Martha Bailey
Professor of Economics, University of California Los Angeles
Martha Bailey is a Professor in the Department of Economics and Director of the California Center for Population Research at the University of California-Los Angeles. She is also a Research Associate at the National Bureau of Economic Research and is affiliated with CEPR, CESifo, IZA, and HCEO.
Her research focuses on issues in labor economics, demography and health in the United States, within the long-run perspective of economic history. Her work has examined the implications of the diffusion of modern contraception for women’s childbearing, career decisions and the convergence in the gender gap. Recent projects focus on the 1960s, including evaluations of the shorter and longer-term consequences of War on Poverty programs and the labor-market effects of equal pay legislation in the US. Martha Bailey directs the LIFE-M project, which links millions of vital records with census data for the early 20th century U.S., and the M-CARE study, which evaluates how more affordable contraception affects the lives of Americans.

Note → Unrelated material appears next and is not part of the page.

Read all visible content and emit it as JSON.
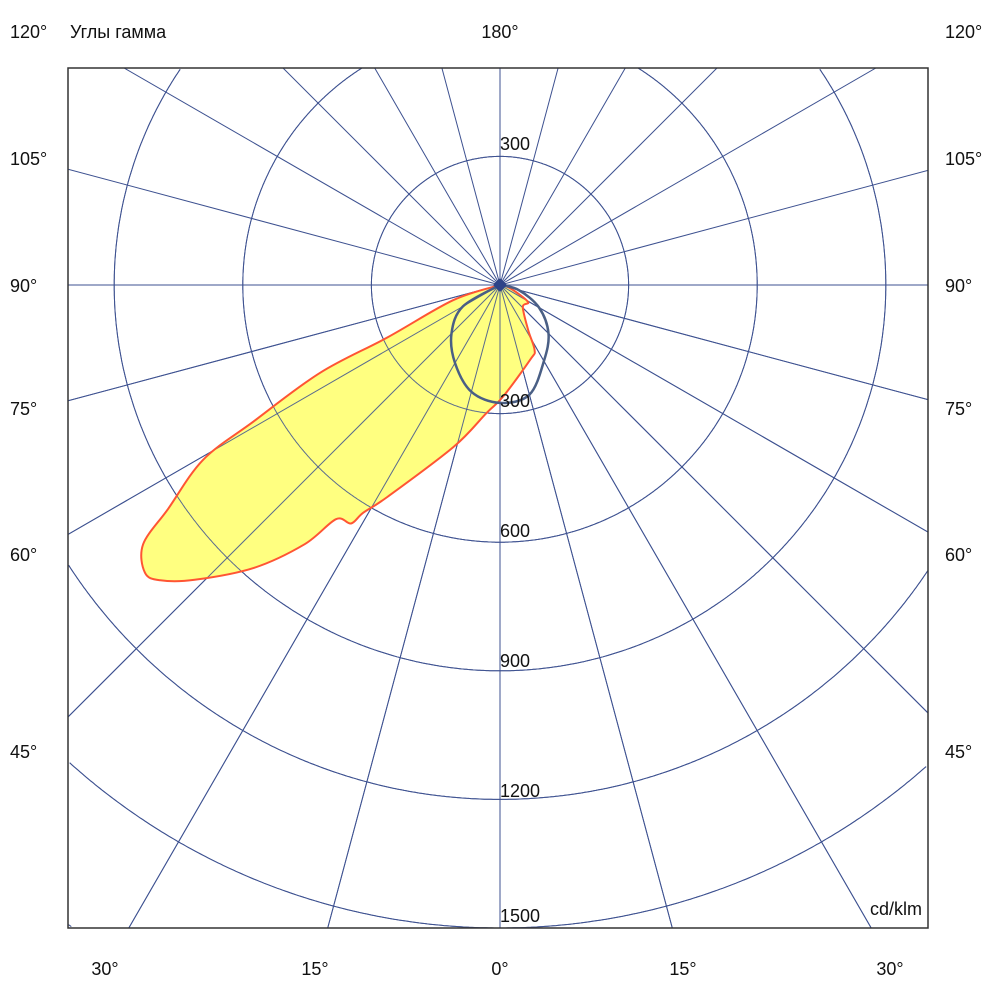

Bailey’s work has appeared in the American Economic Review and Quarterly Journal of Economics and been funded by the National Institutes of Health, the National Science Foundation, the Laura and John Arnold Foundation, the Ford Foundation, and the Russell Sage Foundation. She has also won several awards for outstanding teaching, including the 2017 John Dewey Teaching Award at the University of Michigan and the 2022 Berck and Lisa Cheng Award at UCLA. She was honored to win the 2022 Carolyn Shaw Bell Award for furthering the status of women in the economics profession, through example, achievements, increasing our understanding of how women can advance in the economics profession, or mentoring others.
Bailey currently serves as an editor at the Journal of Labor Economics and on the editorial board at the American Economic Review.